Validation results of models built upon datasets with different preprocessing steps.

	I	II	III-A	III-B
Precision*	80%	83%	84%	91%
Sensitivity*	3%	65%	74%	88%
Accuracy	85%	94%	95%	95%
F1 score	6%	73%	79%	89%

*Precision and sensitivity were calculated with “Toxic” class as positive.

Validation results of models built upon datasets with different preprocessing steps. *Precision and sensitivity were calculated with “Toxic” class as positive. Although the performance measures were high, the predictions were not balanced between Toxic and Nontoxic classes, especially in dataset I where sensitivity, which indicated the rate of true Toxic prediction, was very modest at 3%. This was caused by the imbalance between the Toxic and Nontoxic classes in the dataset. This imbalance could impair the generalization of the models, making the predictions biased to the dominant class. Figure 3 demonstrated the number of data rows in Toxic and Nontoxic classes in each dataset. It can be seen that all four datasets suffered from the imbalance problem where the majority of the data rows belonged to the Nontoxic class. In this situation, the F1 score was more suitable to evaluate the model performance than the accuracy. As expected, the F1 score for dataset I was very low, only 6%. Although it increased for datasets II, III-A and III-B, its maximum was only 89%. In order to improve the model performance, we attempted to handle this data imbalance problem by an oversampling technique SMOTE and discussed it in another manuscript.

Figure 3

Comparison between “Toxic” and “Nontoxic” data rows in the (a) training set and (b) test set of each dataset.

Applicability domain

The general definition of applicability domain (AD) was suggested by Netzeva et al. at the 52nd workshop of the European Centre for the Validation of Alternative Methods (ECVAM): “The applicability domain of a QSAR model is the response and chemical structure space in which the model makes predictions with a given reliability”[18]. Predictions of new data points that are within the AD have high reliability, but may not be as reliable if the new data are very different from the training set[19-21]. As the third OECD principle suggests a defined domain of applicability[16], the ADs of the developed nano-SAR models in this study were analyzed by the k-nearest neighbours algorithm using the weighted Euclidean distance (see Methods). The ADs regarding the numerical attributes of the four models developed upon the four datasets are shown in Table 4 (ADs regarding the nominal attributes are shown in Supplementary Table 5). In dataset II, any data rows containing missing values that could not be filled by the data gap filling approach were removed, so the boundary of dataset II was narrower than that of dataset I. From datasets II to III-A and to III-B, the ADs generally became smaller. This was because the datasets underwent a data quality screening step, which maintained the data with high PChem scores and removed the data with low PChem scores, thus reduced the amount of data and consequently limited the ADs. This implies that in exchange for high-quality training data and accurate prediction, the AD may become narrow. In a publication by Tong et al.[22], the authors reported a decrease in prediction accuracy for two models concerning estrogen receptor binding activity as the data samples strayed further from the training domain. The accuracy was reduced by more than 50% when the data samples were about 30% away from the domain. However, in some cases such as valence band energy (Ev) and electronegativity (χ) from III-A to III-B, the domains expanded as the datasets were screened with higher scores. This was potentially caused by the data distribution. In some datasets, the data were not evenly distributed and some data points may locate far away from the majority. When we applied the k-nearest neighbours algorithm, those biased data points would be excluded and would cause the ADs to shrink.

Table 4

Applicability domains regarding the numerical attributes.

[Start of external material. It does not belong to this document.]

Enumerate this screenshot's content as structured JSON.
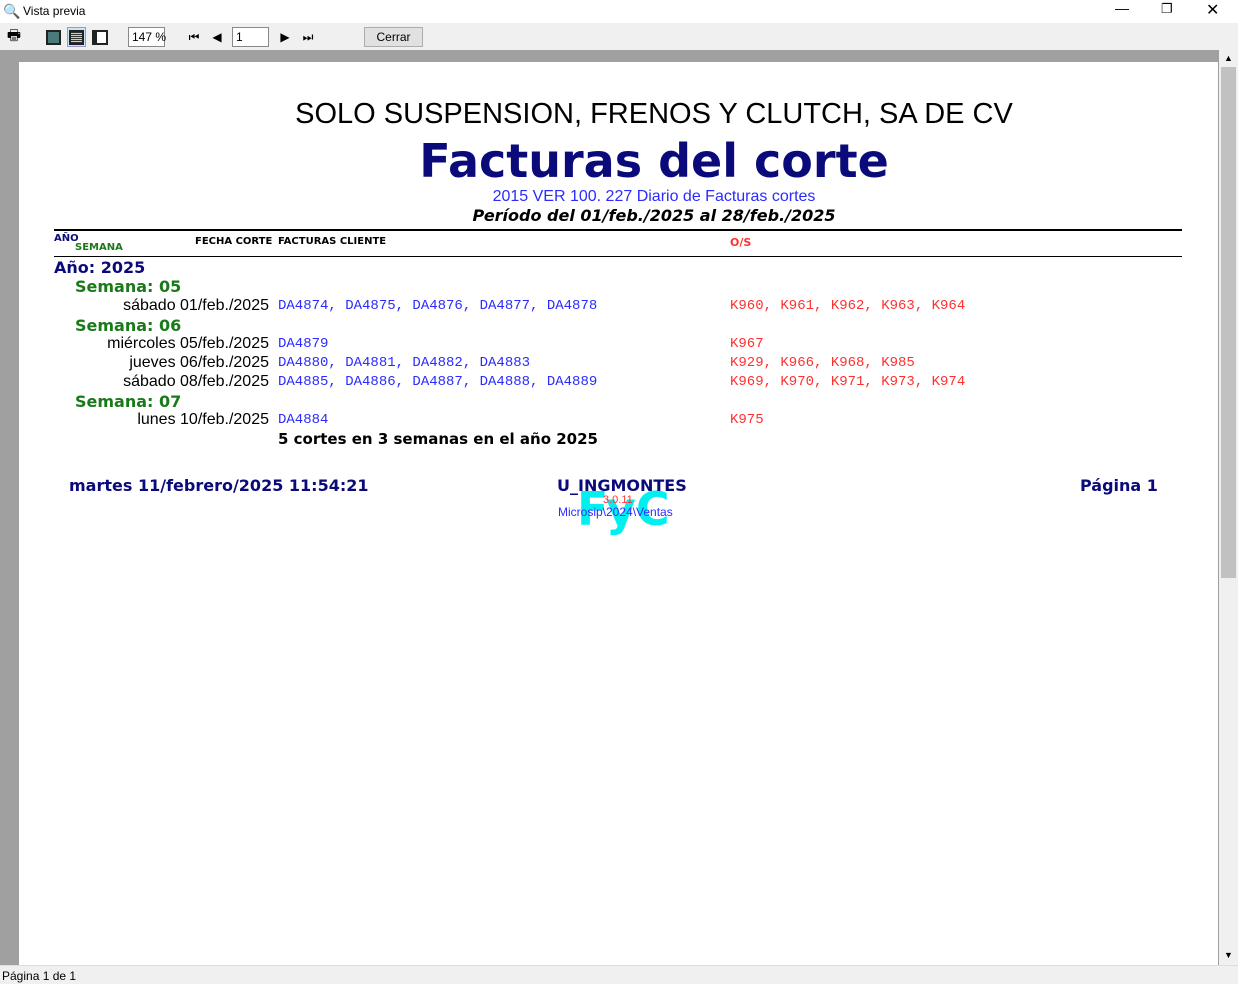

Attribute	I		II		III-A		III-B
Attribute	Min.	Max.	Min.	Max.	Min.	Max.	Min.	Max.
Dose (μg/mL)	0	10000	0	167000	0	1500	0	1500
Time (h)	0	360	1	168	2	72	6	72
Core size (nm)	2.7	629	2.7	496	5	496	5.9	193
Hydro. size (nm)	8.6	6181	8.6	2300	12.5	1463	12.5	1457
Surface charge (mV)	−63.3	61.9	−63.3	61.9	−52	61.9	−47.6	42.8
Surface area (m²/g)	0.8	1150	5.5	576	5.5	576	6	576
ΔH_sf (eV)	−64.7	−1.2	−64.7	−1.2	−26.8	−1.2	−26.8	−1.6
E_c (eV)	−6.6	−0.1	−6.6	−0.1	−5.2	−0.1	−5.3	−0.3
E_v (eV)	−11.4	−5.0	−11.3	−5.0	−11.1	−5.0	−11.4	−5.0
χ (eV)	3.2	8.3	3.4	8.3	3.4	6.8	3.8	8.3

Applicability domains regarding the numerical attributes.

Attribute importance

Table 5 shows the external validation results for the classification models developed with datasets having different combinations of attribute categories (cross-validation results are provided in Supplementary Table 3). Administered dose was used in all datasets since it is already well known to directly affect the cytotoxicity of NPs, with the highest OOB error (Fig. 4). In the case of datasets with dose and one additional attribute category (i.e., PChem, QM, or Tox attributes), addition of PChem attributes produced higher prediction accuracy and F1 score than the addition of QM or Tox attributes. After that, PChem attributes were kept in the datasets along with dose and each of the other two attribute categories were alternately added. This time, the addition of Tox attributes yielded better performance than the addition of QM attributes. These results imply that PChem attributes were the most important among these three attribute categories and they became more influential when combined with Tox attributes. This also agreed well with the results given in Fig. 4, which showed the relative importance of all attributes evaluated via comparison of the leave-one-out OOB errors. The first six attributes with the highest OOB errors were found as dose, type of assay, exposure time, surface area, core size, and hydrodynamic size. This result indicated that these attributes, which belonged to the Tox and PChem categories, were more relevant to the cytotoxicity of metal oxide NPs than the other QM attributes.

Table 5

Validation results of models built upon datasets with different attribute combinations.

Attributes	III-A		III-B
Attributes	Accuracy	F1 score	Accuracy	F1 score
Dose + PChem	93%	75%	96%	92%
Dose + QM	94%	74%	92%	84%
Dose + Tox	86%	30%	89%	78%
Dose + PChem + QM	93%	75%	94%	87%
Dose + PChem + Tox	95%	81%	96%	93%

Figure 4

Leave-one-out OOB errors against attributes.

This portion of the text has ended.